Kunitz trypsin inhibitor (KTI) is one of the abundant antinutritional proteins in soybean seed that inhibits trypsin, an important animal digestive enzyme . In addition, KTIs have been characterized as food allergens in humans . In soybean, three KTI genes (KTI1, KTI2 and KTI3) have been reported, and both transcriptional and post-transcriptional processes regulate KTI gene expression . The KTI3 transcript was detected only in the soybean seed, while KTI1 and KTI2 transcripts are expressed in soybean leaf, root, and stem. Our study showed that although the overall distribution patterns of KTI protein spots are quite similar in wild and cultivated genotypes, the number of protein spots and their intensities varied between these genotypes . Three protein spots (#54-56) of KTI were identified by MALDI-TOF-MS and database searches in wild soybean varieties. Soybean agglutinins are another class of anti-nutritional proteins present abundantly in soybeans. The presence of this protein accounts for about 10% of total protein in some legumes. The wild soybeans showed 6 spots (#48-49, 57-60) of soybean agglutinins.

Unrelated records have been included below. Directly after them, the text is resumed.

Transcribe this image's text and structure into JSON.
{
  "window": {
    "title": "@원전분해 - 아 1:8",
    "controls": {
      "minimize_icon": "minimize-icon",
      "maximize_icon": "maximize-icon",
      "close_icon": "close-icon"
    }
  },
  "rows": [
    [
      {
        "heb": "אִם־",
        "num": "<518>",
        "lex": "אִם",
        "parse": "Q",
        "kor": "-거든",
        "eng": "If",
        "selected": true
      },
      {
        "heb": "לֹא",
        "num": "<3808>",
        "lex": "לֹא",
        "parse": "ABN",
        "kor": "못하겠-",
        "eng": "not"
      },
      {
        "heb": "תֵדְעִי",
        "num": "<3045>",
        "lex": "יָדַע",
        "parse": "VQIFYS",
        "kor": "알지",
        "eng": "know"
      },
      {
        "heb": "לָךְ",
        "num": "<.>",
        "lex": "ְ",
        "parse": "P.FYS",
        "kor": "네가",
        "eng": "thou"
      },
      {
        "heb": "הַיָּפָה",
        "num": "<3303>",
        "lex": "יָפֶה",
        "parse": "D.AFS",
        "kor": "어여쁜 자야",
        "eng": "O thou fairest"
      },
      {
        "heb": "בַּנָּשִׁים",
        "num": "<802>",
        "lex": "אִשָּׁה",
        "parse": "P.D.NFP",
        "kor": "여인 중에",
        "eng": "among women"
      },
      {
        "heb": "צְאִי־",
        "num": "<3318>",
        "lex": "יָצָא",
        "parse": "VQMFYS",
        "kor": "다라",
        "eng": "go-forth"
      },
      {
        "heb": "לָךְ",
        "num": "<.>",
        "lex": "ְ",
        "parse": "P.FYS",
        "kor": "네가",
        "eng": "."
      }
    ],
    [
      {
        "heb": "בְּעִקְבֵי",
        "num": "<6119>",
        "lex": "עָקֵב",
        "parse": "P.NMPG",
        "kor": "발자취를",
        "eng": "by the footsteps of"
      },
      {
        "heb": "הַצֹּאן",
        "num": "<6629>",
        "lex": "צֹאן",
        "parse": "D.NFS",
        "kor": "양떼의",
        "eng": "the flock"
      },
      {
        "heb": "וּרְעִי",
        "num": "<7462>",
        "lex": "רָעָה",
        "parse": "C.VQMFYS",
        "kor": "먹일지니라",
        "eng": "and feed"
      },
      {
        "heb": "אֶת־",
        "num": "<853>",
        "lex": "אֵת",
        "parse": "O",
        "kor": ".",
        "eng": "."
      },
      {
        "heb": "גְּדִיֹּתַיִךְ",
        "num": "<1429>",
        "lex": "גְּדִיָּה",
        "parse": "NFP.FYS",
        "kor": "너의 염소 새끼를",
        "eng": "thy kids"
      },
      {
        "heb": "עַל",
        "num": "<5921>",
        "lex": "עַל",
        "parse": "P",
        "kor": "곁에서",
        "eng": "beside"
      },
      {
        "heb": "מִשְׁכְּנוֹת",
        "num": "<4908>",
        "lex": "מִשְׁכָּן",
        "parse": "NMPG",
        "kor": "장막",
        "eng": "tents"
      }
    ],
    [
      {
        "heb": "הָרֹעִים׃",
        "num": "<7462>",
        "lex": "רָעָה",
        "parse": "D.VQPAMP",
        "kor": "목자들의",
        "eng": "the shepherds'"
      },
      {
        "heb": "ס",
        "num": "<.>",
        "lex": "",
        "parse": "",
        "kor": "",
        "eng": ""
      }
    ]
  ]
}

In conclusion, effective extraction methodology is important for analysis of both abundant and low abundant soybean seed proteins. The combination for 2D-PAGE with MS effectively differentiates several classes of soybean seed proteins. We have characterized storage, allergen, and anti-nutritional proteins among different soybean genotypes using proteomic tools. The database, SoyProDB, is useful for scientists wishing to tailor products with specific proteins to produce value-added soybean genotypes. These tools and methods will be used in ongoing investigations to study the biosafety of transgenic soybeans in our laboratory.
Funding for this research was provided by ARS project 1245-21220-232-00D.